Le ton continuait de monter. Le policier, pourtant grassouillet, ne faisait plus qu’une mince tranche de viande, pris en sandwich entre les deux parties qui le pressaient, prêtes à en venir aux mains.

Un troisième homme sortit alors à moitié de la limousine. Ses sbires se figèrent dans une posture de respect qui entraîna immédiatement une trêve au conflit, faute de combattants. Il était assez jeune, à peine la quarantaine. Son regard se cachait sous une paire de Ray Ban aux reflets bleutés. Les lunettes conservaient une minuscule étiquette d’authenticité collée sur l’un des verres, tandis que le costume beige clair, taillé sur mesure, arborait sur la manche le nom d’un illustre couturier. Malgré la chaleur torride, une légère écharpe blanche le protégeait du froid de l’air conditionné.

Il aboya un ordre bref, pointant le tricycle d’une main alourdie d’une énorme chevalière et d’une imposante Rolex en or massif.

Le cycliste baissa la tête. La main qui le condamnait pesait déjà plus lourd que toute sa vie de labeur.

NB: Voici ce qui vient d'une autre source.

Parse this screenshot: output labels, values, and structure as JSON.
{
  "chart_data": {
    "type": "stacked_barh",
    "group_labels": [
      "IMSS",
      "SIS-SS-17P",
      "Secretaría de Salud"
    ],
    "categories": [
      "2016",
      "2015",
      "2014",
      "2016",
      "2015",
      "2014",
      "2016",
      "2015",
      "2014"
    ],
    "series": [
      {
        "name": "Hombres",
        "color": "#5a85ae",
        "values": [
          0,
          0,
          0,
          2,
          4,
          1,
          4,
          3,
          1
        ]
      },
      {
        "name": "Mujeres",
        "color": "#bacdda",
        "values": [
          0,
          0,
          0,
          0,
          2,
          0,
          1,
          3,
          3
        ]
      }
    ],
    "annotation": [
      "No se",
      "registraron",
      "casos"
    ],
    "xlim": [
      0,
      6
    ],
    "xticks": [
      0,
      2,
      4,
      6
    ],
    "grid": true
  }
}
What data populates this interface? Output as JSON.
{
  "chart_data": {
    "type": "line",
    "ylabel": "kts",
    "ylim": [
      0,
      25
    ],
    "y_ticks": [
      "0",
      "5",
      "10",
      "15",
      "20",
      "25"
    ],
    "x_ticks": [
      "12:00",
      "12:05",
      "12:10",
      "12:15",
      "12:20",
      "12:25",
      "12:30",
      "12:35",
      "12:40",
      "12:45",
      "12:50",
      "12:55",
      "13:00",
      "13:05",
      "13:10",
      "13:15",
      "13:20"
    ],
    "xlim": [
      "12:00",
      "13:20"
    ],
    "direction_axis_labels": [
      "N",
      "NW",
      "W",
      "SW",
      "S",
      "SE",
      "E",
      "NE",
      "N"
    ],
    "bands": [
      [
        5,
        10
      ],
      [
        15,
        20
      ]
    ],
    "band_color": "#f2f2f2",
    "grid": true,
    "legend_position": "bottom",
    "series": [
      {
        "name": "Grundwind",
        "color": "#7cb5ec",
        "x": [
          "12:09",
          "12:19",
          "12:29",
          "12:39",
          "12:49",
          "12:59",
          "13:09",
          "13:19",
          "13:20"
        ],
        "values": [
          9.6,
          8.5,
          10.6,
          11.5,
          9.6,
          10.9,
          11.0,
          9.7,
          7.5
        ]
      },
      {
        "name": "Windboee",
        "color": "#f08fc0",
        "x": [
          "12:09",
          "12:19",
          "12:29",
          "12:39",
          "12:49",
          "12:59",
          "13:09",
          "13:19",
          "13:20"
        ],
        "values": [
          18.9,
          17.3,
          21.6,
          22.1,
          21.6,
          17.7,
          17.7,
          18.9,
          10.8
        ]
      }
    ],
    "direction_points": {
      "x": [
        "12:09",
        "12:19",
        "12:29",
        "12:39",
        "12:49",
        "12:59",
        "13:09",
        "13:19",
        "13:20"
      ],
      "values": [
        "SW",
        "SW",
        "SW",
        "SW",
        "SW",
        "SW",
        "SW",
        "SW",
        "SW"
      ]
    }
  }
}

La plaisanterie était terminée. L’un des sbires repoussa sans ménagement le triporteur sur le côté de la ruelle, tandis que l’autre, d’un geste gratuit et rageur, éventra le sac de bidons en plastique qui se répandirent sur la chaussée. Je retins Mimille qui voulait absolument sortir pour leur filer un coup de boule... Ces gens n’avaient pas l’air commode et nous étions en mission...

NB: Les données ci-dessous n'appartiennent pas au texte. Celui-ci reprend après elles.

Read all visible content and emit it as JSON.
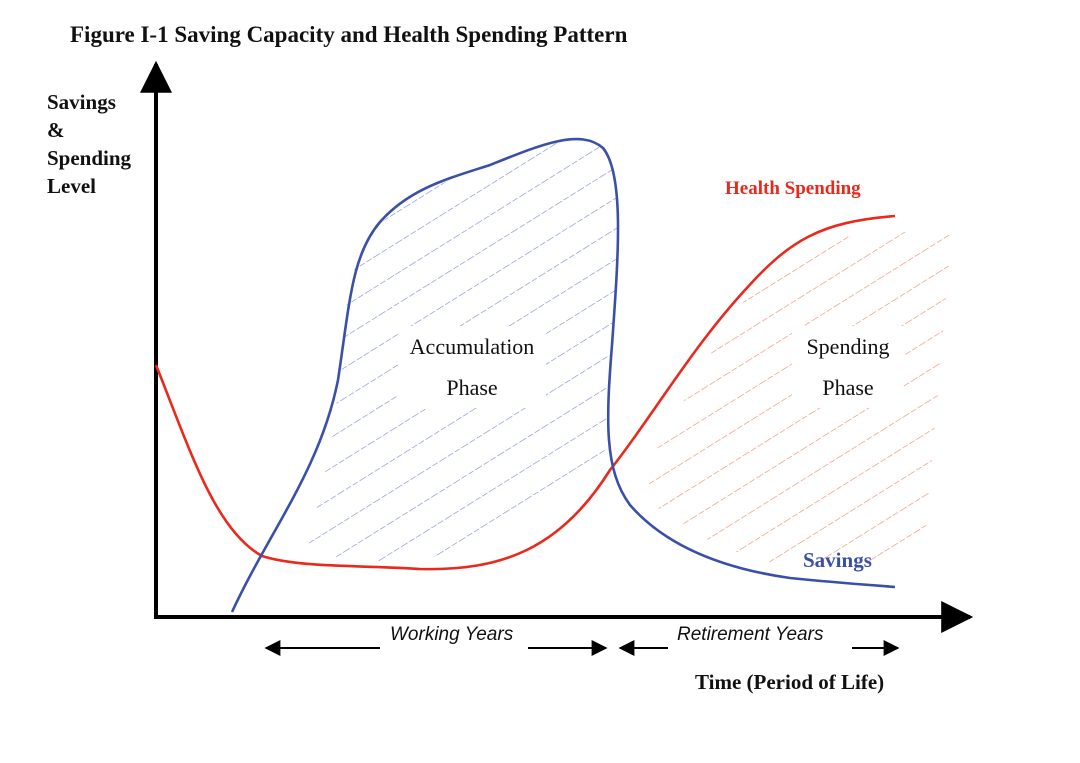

Les trois hommes remontèrent dans leur véhicule, sous la mystérieuse protection de leurs vitres en verre fumé. La foule, toujours aussi silencieuse se dispersa lentement, lisse, neutre, sans le moindre sentiment apparent...

L’homme et la femme ramassèrent leurs biens dérisoires, réparant le fragile équilibre de leur attirail. L’homme ré-enfourcha son engin et pesant de tout poids sur son pédalier, redémarra lentement vers son destin. Sa colère était tombée. Son visage, impassible, grimaça au rythme de ses efforts. Sa femme suivait derrière, veillant sur un chargement un peu plus déstabilisé. Le tout-petit faisait de nouveau flotter ses papiers au vent, agrippé aux pans de la robe de sa mère.

Au dessus d’eux, dans un grand cadre, sur un panneau délavé et craquelant, Deng Xiaoping leur souriait...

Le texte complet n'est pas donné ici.